PHILOSOPHIE - Émotion Et Sa Compréhension Au Niveau Physiologique, Psychologique Et Social - 4ième partie
Regard culturel sur les émotions
Pour Michel Toussignant, la question
de savoir si les émotions sont universelles ou généralement programmées remonte
au moins jusqu’à Darwin. Pour les grandes émotions de l’existence, il semble
que la réponse soit définitivement affirmative mais le début est loin d’être
terminé pour les émotions moins directement impliquées dans la survie
biologique. On se demande toujours si le rapport que tout un chacun entretient
avec son propre vécu, c’est-à-dire tout cet ensemble de sensations et de
cognitions qui forme le tissu de la vie émotionnelle, peut permettre de
participer aux expériences émotionnelles de n’importe quel être humain et de
saisir ce qu’il ressent en court-circuitant les artéfacts de la culture. Y
a-t-il une différence si importante entre un mari jaloux au Québec et un mari
jaloux en pleine jungle Amazonienne? Les travaux de Ekman (1980) portent à
croire que les grandes émotions de l’humanité sont presqu’identiques sur toute
la surface du globe. Celui-ci interviewé des habitants de l’intérieur de la
Nouvelle Guinée, dont les contacts avec les Blancs avaient été minimaux, afin
de vérifier s’ils étaient en mesure de reconnaître à partir de photos et de
bandes magnétoscopiques les expressions des émotions les plus caractéristiques
des Occidentaux comme la joie, la colère et la tristesse. Ses résultats
prouvent que la tâche est possible. On pourrait aussi citer ici les travaux de
psycho- et de neurophysiologie qui démontrent l’ancrage corporel de certains
vécus émotionnels, en particulier la dépression et l’anxiété; ses travaux
suggèrent à leur façon que les émotions sont universelles à cause de leur
substrat physiologique.
Les critiques à une telle position
sont nombreuses : il apparaît que même dans l’histoire récente de l’Occident,
les émotions dominantes ont changé de nature ou, à tout le moins, de fréquence.
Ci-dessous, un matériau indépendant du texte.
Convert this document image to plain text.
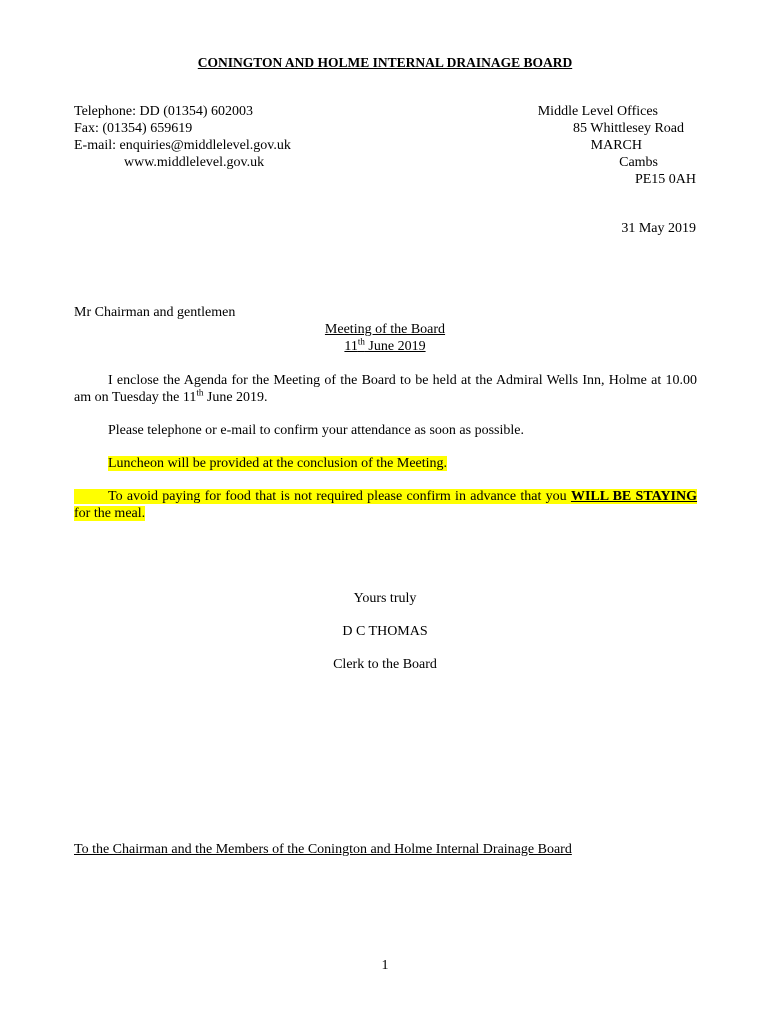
CONINGTON AND HOLME INTERNAL DRAINAGE BOARD
Telephone: DD (01354) 602003
Fax: (01354) 659619
E-mail: enquiries@middlelevel.gov.uk
www.middlelevel.gov.uk
Middle Level Offices
85 Whittlesey Road
MARCH
Cambs
PE15 0AH
31 May 2019
Mr Chairman and gentlemen
Meeting of the Board
11th June 2019
I enclose the Agenda for the Meeting of the Board to be held at the Admiral Wells Inn, Holme at 10.00 am on Tuesday the 11th June 2019.
Please telephone or e-mail to confirm your attendance as soon as possible.
Luncheon will be provided at the conclusion of the Meeting.
To avoid paying for food that is not required please confirm in advance that you WILL BE STAYING for the meal.
Yours truly
D C THOMAS
Clerk to the Board
To the Chairman and the Members of the Conington and Holme Internal Drainage Board
1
L’essayiste et romancier américain Normand Mailer n’a pas hésité à recourir à
la métaphore un peu outrancière de « mutation psychologique » pour qualifier
les modifications de la vie affective d’une population croissante de
psychopathes en Amérique. Hendin (1974) avoue sa nostalgie et s’inquiète de ne
plus rencontrer la passion romantique dans les rapports amoureux qui lui sont
décrits par les collégiens qui viennent le consulter à l’Université Columbia de
New-York. Est-ce là une crainte vis-à-vis des attachements profonds comme il le
prétend ou une de ces mutations de la vie affective? Les psychanalystes ont
également jugé bon de réaménager leurs théories basées sur les névroses pour
remettre au centre de leurs préoccupations les sentiments de vide et d’ennui
chronique qui habitent les personnalités narcissiques et les états-limites ou
encore la recherche d’excitations qui caractérise certaines pathologies.